Tuan Yudha kembali memperhatikan kertas usang itu. Benar yang ia kira tadi, Tuan Yudha memang pernah melihat tulisan rumit itu di suatu tempat.
"Papa seperti pernah melihat garis rumit dengan simbol-simbol aneh seperti ini di suatu tempat deh, Bang," gumam Tuan Yudha.

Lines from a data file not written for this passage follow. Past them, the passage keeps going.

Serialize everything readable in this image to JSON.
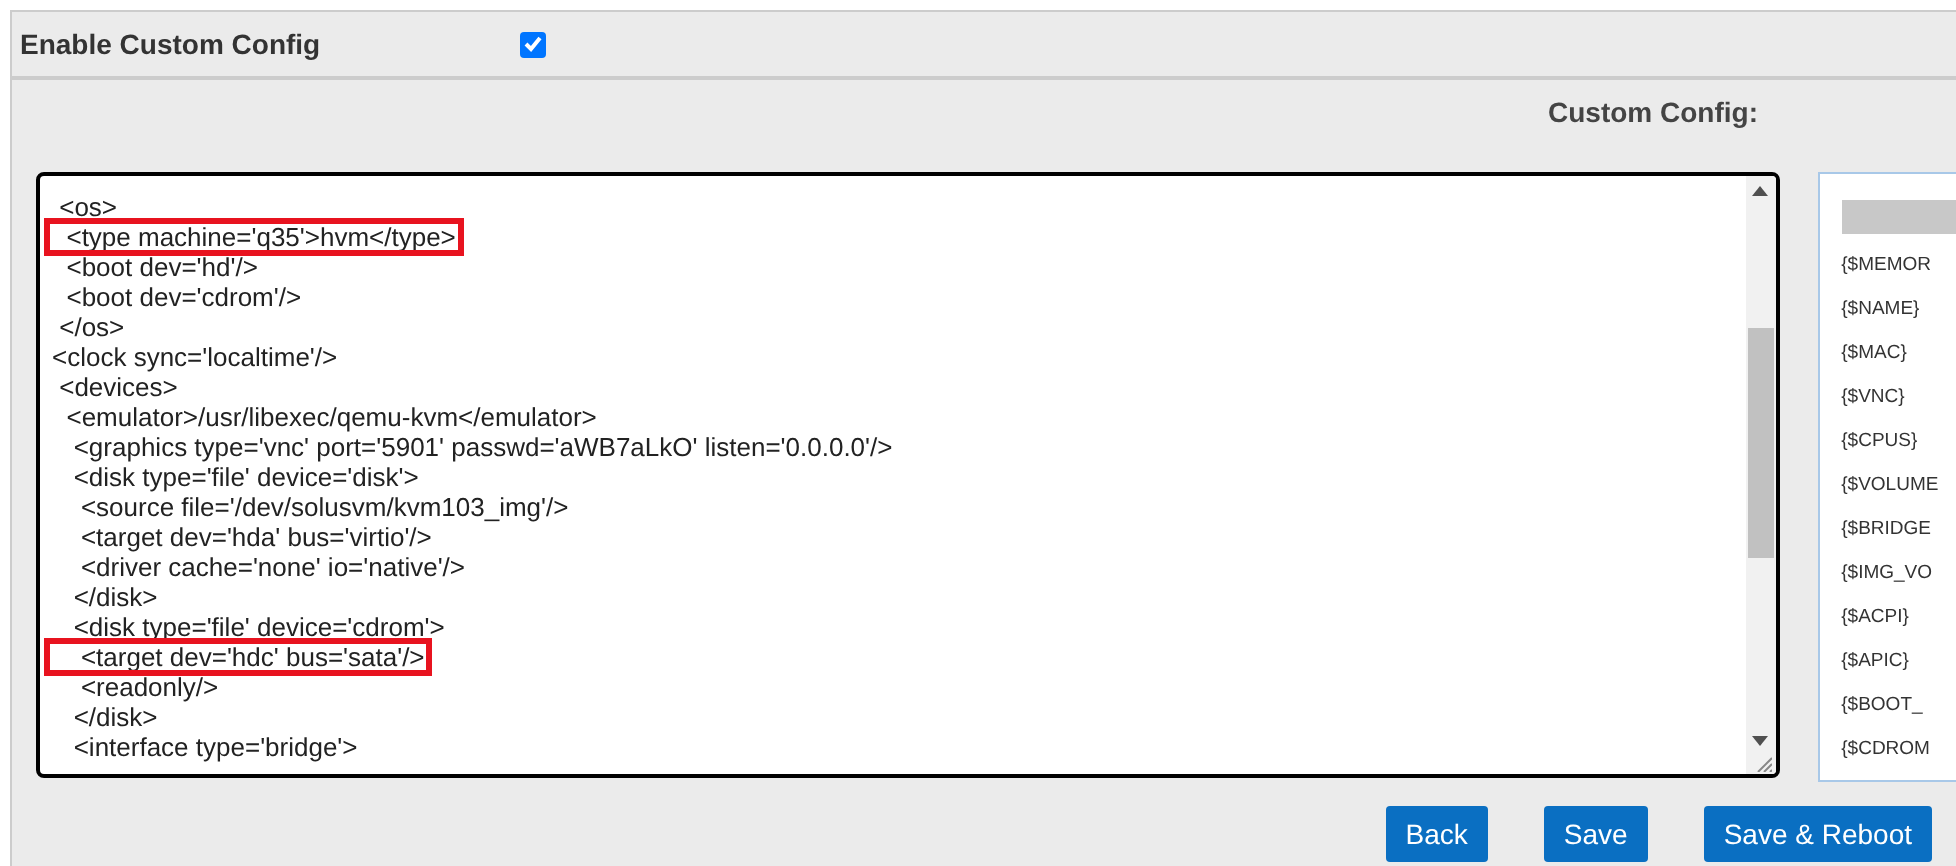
{
  "enable_row": {
    "label": "Enable Custom Config",
    "checked": true
  },
  "config_label": "Custom Config:",
  "code_lines": [
    {
      "text": " <os>",
      "highlighted": false
    },
    {
      "text": "  <type machine='q35'>hvm</type>",
      "highlighted": true
    },
    {
      "text": "  <boot dev='hd'/>",
      "highlighted": false
    },
    {
      "text": "  <boot dev='cdrom'/>",
      "highlighted": false
    },
    {
      "text": " </os>",
      "highlighted": false
    },
    {
      "text": "<clock sync='localtime'/>",
      "highlighted": false
    },
    {
      "text": " <devices>",
      "highlighted": false
    },
    {
      "text": "  <emulator>/usr/libexec/qemu-kvm</emulator>",
      "highlighted": false
    },
    {
      "text": "   <graphics type='vnc' port='5901' passwd='aWB7aLkO' listen='0.0.0.0'/>",
      "highlighted": false
    },
    {
      "text": "   <disk type='file' device='disk'>",
      "highlighted": false
    },
    {
      "text": "    <source file='/dev/solusvm/kvm103_img'/>",
      "highlighted": false
    },
    {
      "text": "    <target dev='hda' bus='virtio'/>",
      "highlighted": false
    },
    {
      "text": "    <driver cache='none' io='native'/>",
      "highlighted": false
    },
    {
      "text": "   </disk>",
      "highlighted": false
    },
    {
      "text": "   <disk type='file' device='cdrom'>",
      "highlighted": false
    },
    {
      "text": "    <target dev='hdc' bus='sata'/>",
      "highlighted": true
    },
    {
      "text": "    <readonly/>",
      "highlighted": false
    },
    {
      "text": "   </disk>",
      "highlighted": false
    },
    {
      "text": "   <interface type='bridge'>",
      "highlighted": false
    }
  ],
  "variables": [
    "{$MEMOR",
    "{$NAME}",
    "{$MAC}",
    "{$VNC}",
    "{$CPUS}",
    "{$VOLUME",
    "{$BRIDGE",
    "{$IMG_VO",
    "{$ACPI}",
    "{$APIC}",
    "{$BOOT_",
    "{$CDROM"
  ],
  "buttons": [
    "Back",
    "Save",
    "Save & Reboot"
  ]
}
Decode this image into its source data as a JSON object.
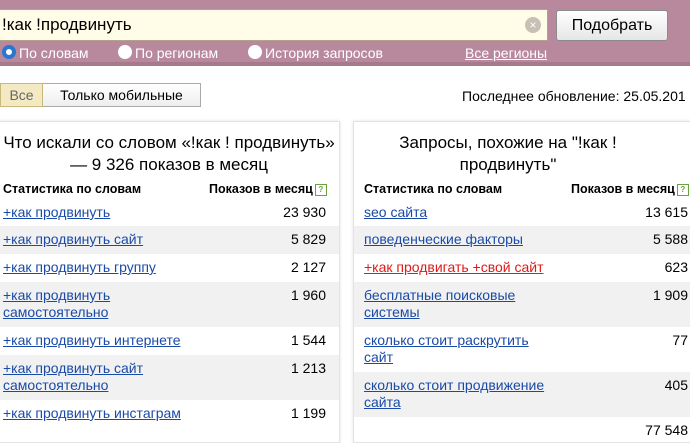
{
  "search": {
    "query": "!как !продвинуть",
    "clear_glyph": "×",
    "submit_label": "Подобрать"
  },
  "modes": {
    "by_words": "По словам",
    "by_regions": "По регионам",
    "history": "История запросов",
    "all_regions": "Все регионы"
  },
  "filters": {
    "all": "Все",
    "mobile_only": "Только мобильные"
  },
  "last_update": "Последнее обновление: 25.05.201",
  "help_glyph": "?",
  "left_panel": {
    "title": "Что искали со словом «!как ! продвинуть» — 9 326 показов в месяц",
    "col_phrase": "Статистика по словам",
    "col_count": "Показов в месяц",
    "rows": [
      {
        "phrase": "+как продвинуть",
        "count": "23 930"
      },
      {
        "phrase": "+как продвинуть сайт",
        "count": "5 829"
      },
      {
        "phrase": "+как продвинуть группу",
        "count": "2 127"
      },
      {
        "phrase": "+как продвинуть самостоятельно",
        "count": "1 960"
      },
      {
        "phrase": "+как продвинуть интернете",
        "count": "1 544"
      },
      {
        "phrase": "+как продвинуть сайт самостоятельно",
        "count": "1 213"
      },
      {
        "phrase": "+как продвинуть инстаграм",
        "count": "1 199"
      }
    ]
  },
  "right_panel": {
    "title": "Запросы, похожие на \"!как ! продвинуть\"",
    "col_phrase": "Статистика по словам",
    "col_count": "Показов в месяц",
    "rows": [
      {
        "phrase": "seo сайта",
        "count": "13 615"
      },
      {
        "phrase": "поведенческие факторы",
        "count": "5 588"
      },
      {
        "phrase": "+как продвигать +свой сайт",
        "count": "623"
      },
      {
        "phrase": "бесплатные поисковые системы",
        "count": "1 909"
      },
      {
        "phrase": "сколько стоит раскрутить сайт",
        "count": "77"
      },
      {
        "phrase": "сколько стоит продвижение сайта",
        "count": "405"
      },
      {
        "phrase": "",
        "count": "77 548"
      }
    ]
  },
  "colors": {
    "header_bg": "#b8899d",
    "link": "#1a4aa8",
    "link_alert": "#e01a1a",
    "radio_selected": "#2a76d0"
  }
}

Mendengar itu, Siji langsung tersentak. Ia berjalan menggunakan lutut, semakin mendekat ke arah papanya. Siji meraih kaki meja untuk membantunya berdiri. Kini Siji duduk di kursi, tepat di depan meja belajar yang masih diduduki oleh Tuan Yudha.
"Papa berucap serius?!" tanya Siji, antusias. Bahkan, ia kini sambil menarik ujung kemeja yang dipakai papanya.
Tuan Yudha mengangguk, singkat.
"Benar, gambar ini terlihat sangat familiar. Tapi ... Papa lupa pernah melihatnya di mana, Bang."
Setelah berucap seperti itu, Tuan Yudha termenung. Ia mencoba mengingat-ingat di mana ia melihat garis berkelok-kelok itu.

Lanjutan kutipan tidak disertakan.